French ethnologist Francois Bizot's
The Gate offers a unique insight into the rise of the Khmer Rouge. In 1971 Bizot was studying ancient Buddhist traditions and living with his Khmer partner and daughter in a small village in the environs of the Angkor temple complex. The Khmer Rouge was fighting a guerilla war in rural Cambodia; during a routine visit to a nearby temple, Bizot and his two Khmer colleagues were captured by them and imprisoned deep in the jungle on suspicion of working for the CIA. On trial for his life, over the next three months Bizot developed a strong relationship with his captor, Comrade Douch, who would later become the Khmer Rouge's chief interrogator and commandant of the horrifying Tuol Sleng prison where thousands of captives were tortured prior to execution. The portrait Bizot gives of the young schoolteacher-turned revolutionary and their interaction is simultaneously fascinating and terrifying.
Finally freed after Douch had pleaded his case with the leadership, Bizot became the only Western captive of the Khmer Rouge ever to be released alive, but his story does not end there. On his return to Phnom Penh, due to his fluency in Khmer, he was appointed interpreter between the occupying forces and the remaining western nationals holed up in the French embassy.
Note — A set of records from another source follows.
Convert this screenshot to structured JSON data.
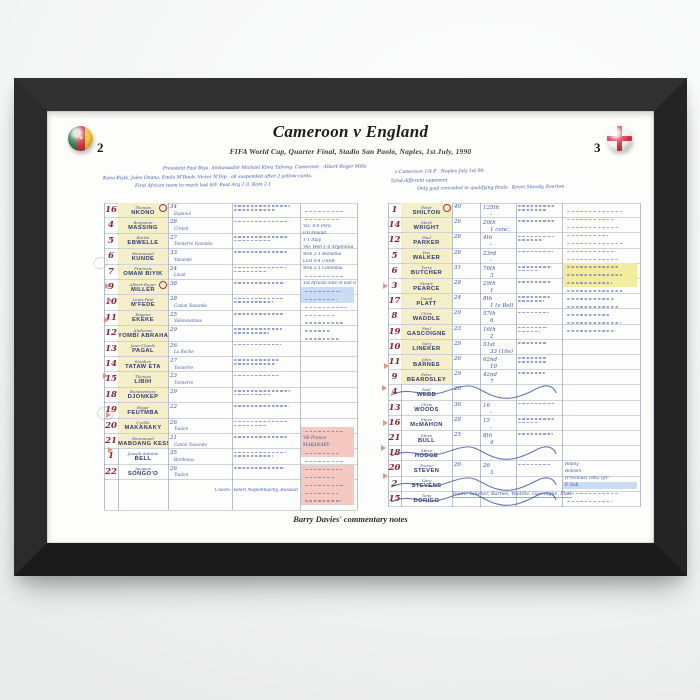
{
  "match": {
    "title": "Cameroon v England",
    "subtitle": "FIFA World Cup, Quarter Final, Stadio San Paolo, Naples, 1st July, 1990",
    "home": {
      "name": "Cameroon",
      "score": "2",
      "flag": "cameroon-flag-ball"
    },
    "away": {
      "name": "England",
      "score": "3",
      "flag": "england-flag-ball"
    }
  },
  "caption": "Barry Davies' commentary notes",
  "handwritten": {
    "left_lines": [
      "President Paul Biya.  Ambassador Michael Kima Tabong.  Cameroon - Albert Roger Milla",
      "Kana-Biyik, Jules Onana, Emile M'Bouh, Victor N'Dip - all suspended after 2 yellow cards.",
      "First African team to reach last 8/F.  Beat Arg 1-0, Rom 2-1"
    ],
    "right_lines": [
      "v Cameroon  1/4 F - Naples  July 1st 90.",
      "52nd different opponent",
      "Only goal conceded in qualifying finals - Kevin Sheedy, Everton"
    ],
    "left_footer_coach": "Coach:- Valeri Nepomniachy, Russian",
    "right_footer_team": "Team:- Lineker, Barnes, Waddle, Gascoigne, Platt"
  },
  "cameroon_table": {
    "rows": [
      {
        "num": "16",
        "first": "Thomas",
        "name": "NKONO",
        "age": "34",
        "club": "Espanol",
        "badge": true
      },
      {
        "num": "4",
        "first": "Benjamin",
        "name": "MASSING",
        "age": "28",
        "club": "Creteil"
      },
      {
        "num": "5",
        "first": "Bertin",
        "name": "EBWELLE",
        "age": "27",
        "club": "Tonnerre Yaounde"
      },
      {
        "num": "6",
        "first": "Emmanuel",
        "name": "KUNDE",
        "age": "33",
        "club": "Yaounde"
      },
      {
        "num": "7",
        "first": "Francois",
        "name": "OMAM BIYIK",
        "age": "24",
        "club": "Laval"
      },
      {
        "num": "9",
        "first": "Albert-Roger",
        "name": "MILLER",
        "age": "38",
        "club": "-",
        "badge": true
      },
      {
        "num": "10",
        "first": "Louis-Paul",
        "name": "M'FEDE",
        "age": "28",
        "club": "Canon Yaounde"
      },
      {
        "num": "11",
        "first": "Eugene",
        "name": "EKEKE",
        "age": "25",
        "club": "Valenciennes"
      },
      {
        "num": "12",
        "first": "Alphonse",
        "name": "YOMBI ABRAHAM",
        "age": "29",
        "club": ""
      },
      {
        "num": "13",
        "first": "Jean-Claude",
        "name": "PAGAL",
        "age": "26",
        "club": "La Roche"
      },
      {
        "num": "14",
        "first": "Stephen",
        "name": "TATAW ETA",
        "age": "27",
        "club": "Tonnerre"
      },
      {
        "num": "15",
        "first": "Thomas",
        "name": "LIBIH",
        "age": "23",
        "club": "Tonnerre"
      },
      {
        "num": "18",
        "first": "Bonaventure",
        "name": "DJONKEP",
        "age": "29",
        "club": ""
      },
      {
        "num": "19",
        "first": "Roger",
        "name": "FEUTMBA",
        "age": "22",
        "club": ""
      },
      {
        "num": "20",
        "first": "Cyrille",
        "name": "MAKANAKY",
        "age": "26",
        "club": "Toulon"
      },
      {
        "num": "21",
        "first": "Emmanuel",
        "name": "MABOANG KESSACK",
        "age": "21",
        "club": "Canon Yaounde"
      },
      {
        "num": "1",
        "first": "Joseph-Antoine",
        "name": "BELL",
        "age": "35",
        "club": "Bordeaux"
      },
      {
        "num": "22",
        "first": "Jacques",
        "name": "SONGO'O",
        "age": "26",
        "club": "Toulon"
      }
    ]
  },
  "england_table": {
    "rows": [
      {
        "num": "1",
        "first": "Peter",
        "name": "SHILTON",
        "age": "40",
        "caps": "125th",
        "goals": "-",
        "badge": true
      },
      {
        "num": "14",
        "first": "Mark",
        "name": "WRIGHT",
        "age": "26",
        "caps": "20th",
        "goals": "1 conc."
      },
      {
        "num": "12",
        "first": "Paul",
        "name": "PARKER",
        "age": "26",
        "caps": "4th",
        "goals": "-"
      },
      {
        "num": "5",
        "first": "Des",
        "name": "WALKER",
        "age": "26",
        "caps": "23rd",
        "goals": "-"
      },
      {
        "num": "6",
        "first": "Terry",
        "name": "BUTCHER",
        "age": "31",
        "caps": "76th",
        "goals": "3"
      },
      {
        "num": "3",
        "first": "Stuart",
        "name": "PEARCE",
        "age": "28",
        "caps": "29th",
        "goals": "1"
      },
      {
        "num": "17",
        "first": "David",
        "name": "PLATT",
        "age": "24",
        "caps": "8th",
        "goals": "1 (v Bel)"
      },
      {
        "num": "8",
        "first": "Chris",
        "name": "WADDLE",
        "age": "29",
        "caps": "57th",
        "goals": "6"
      },
      {
        "num": "19",
        "first": "Paul",
        "name": "GASCOIGNE",
        "age": "23",
        "caps": "16th",
        "goals": "2"
      },
      {
        "num": "10",
        "first": "Gary",
        "name": "LINEKER",
        "age": "29",
        "caps": "51st",
        "goals": "33 (16s)"
      },
      {
        "num": "11",
        "first": "John",
        "name": "BARNES",
        "age": "26",
        "caps": "62nd",
        "goals": "10"
      },
      {
        "num": "9",
        "first": "Peter",
        "name": "BEARDSLEY",
        "age": "29",
        "caps": "42nd",
        "goals": "7"
      },
      {
        "num": "4",
        "first": "Neil",
        "name": "WEBB",
        "age": "26",
        "caps": "",
        "goals": "",
        "struck": true
      },
      {
        "num": "13",
        "first": "Chris",
        "name": "WOODS",
        "age": "30",
        "caps": "16",
        "goals": "-"
      },
      {
        "num": "16",
        "first": "Steve",
        "name": "McMAHON",
        "age": "28",
        "caps": "15",
        "goals": "-"
      },
      {
        "num": "21",
        "first": "Steve",
        "name": "BULL",
        "age": "25",
        "caps": "8th",
        "goals": "4"
      },
      {
        "num": "18",
        "first": "Steve",
        "name": "HODGE",
        "age": "",
        "caps": "",
        "goals": "",
        "struck": true
      },
      {
        "num": "20",
        "first": "Trevor",
        "name": "STEVEN",
        "age": "26",
        "caps": "26",
        "goals": "3"
      },
      {
        "num": "2",
        "first": "Gary",
        "name": "STEVENS",
        "age": "",
        "caps": "",
        "goals": "",
        "struck": true
      },
      {
        "num": "15",
        "first": "Tony",
        "name": "DORIGO",
        "age": "",
        "caps": "",
        "goals": "",
        "struck": true
      }
    ]
  },
  "side_notes": {
    "cameroon_record": [
      "'82: 0-0 Peru",
      "0-0 Poland",
      "1-1 Italy",
      "'90: Won 1-0 Argentina",
      "Won 2-1 Romania",
      "Lost 0-4 USSR",
      "Won 2-1 Colombia",
      "1st African side in last 8"
    ],
    "cameroon_highlighted": [
      "'88 France",
      "MAKANAKY"
    ],
    "england_bottom": [
      "Bobby",
      "Robson",
      "(Previous) 1982 Q/F",
      "F. Sub"
    ]
  },
  "colors": {
    "ink_blue": "#3d57a4",
    "ink_red": "#8c2333",
    "name_highlight": "#f5efc9",
    "pink_highlight": "#f6c9c0",
    "yellow_highlight": "#f3eb9e",
    "frame_black": "#262626",
    "cameroon_green": "#2c7a45",
    "cameroon_red": "#c6323c",
    "cameroon_yellow": "#eec23f",
    "england_red": "#cf3540"
  }
}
As the interlocutor at the eponymous gate, he relates with dreadful resignation the moment when the Khmer nationals in the compound were ordered out by the Khmer Rouge forces for "resettlement."
Bizot's is a touching and gripping account of one of the darkest moments in modern history and it is told with a unique voice. As a Cambodian resident, a lover of Cambodia and a fluent Khmer speaker, Bizot shows an understanding of the prevailing mood in the country that other Western commentators have failed to capture effectively, while as a Western academic he is able to see the forces at work and how Cambodia fits into the bigger picture of South East Asian conflict. What emerges is a tale of a land plunged into insanity and Bizot tells it like a eulogy for a dead friend and a confrontation of old demons. The Gate is a stunning book and a must for anyone interested in this grim period of Asian history. --Duncan Thomson
A literary and historical tour de force: what one man saw and did in a land of pristine beauty on the eve of one of the twentieth century's most barbaric spectacles.
In 1971, Franois Bizot was a young French scholar of Khmer pottery and Buddhist ritual working in rural Cambodia. Now, more than thirty years later, he has summoned up the unbearable memory of that moment, letting us see as never before those years leading inexorably to genocide. Perfectly recalled, in-delibly written, The Gate recounts the nightmare of Bizot's arrest and captivity on suspicion of being an American spy, and his nearly miraculous survival as the only Westerner ever to escape a Khmer Rouge prison. It is the story, as well, of Bizot's unlikely friendship with his captor, Douch-a figure today better remembered as a ruthless perpetrator of the then-looming terror, about which Bizot tried, without success, to warn his government.
Bizot's experience to that point would itself have merited report. But upon his return to Cambodia four years later, chance ordained a second remarkable act in this drama. As the sole individual fluent in both French and Khmer, Bizot found himself playing the intermediary in a surreal standoff when the Communist-backed guerillas, now ascendant, laid siege to the French Embassy compound in Phnom Penh. Finally it would fall to Bizot to lead the desperate retreat of the colonial population: here he re-counts how he helped the remaining Westerners-and any Cambodians he could-to escape the doomed capital.
Both beautiful and devastating, The Gate is a searing and unforgettable act of witness and remembrance.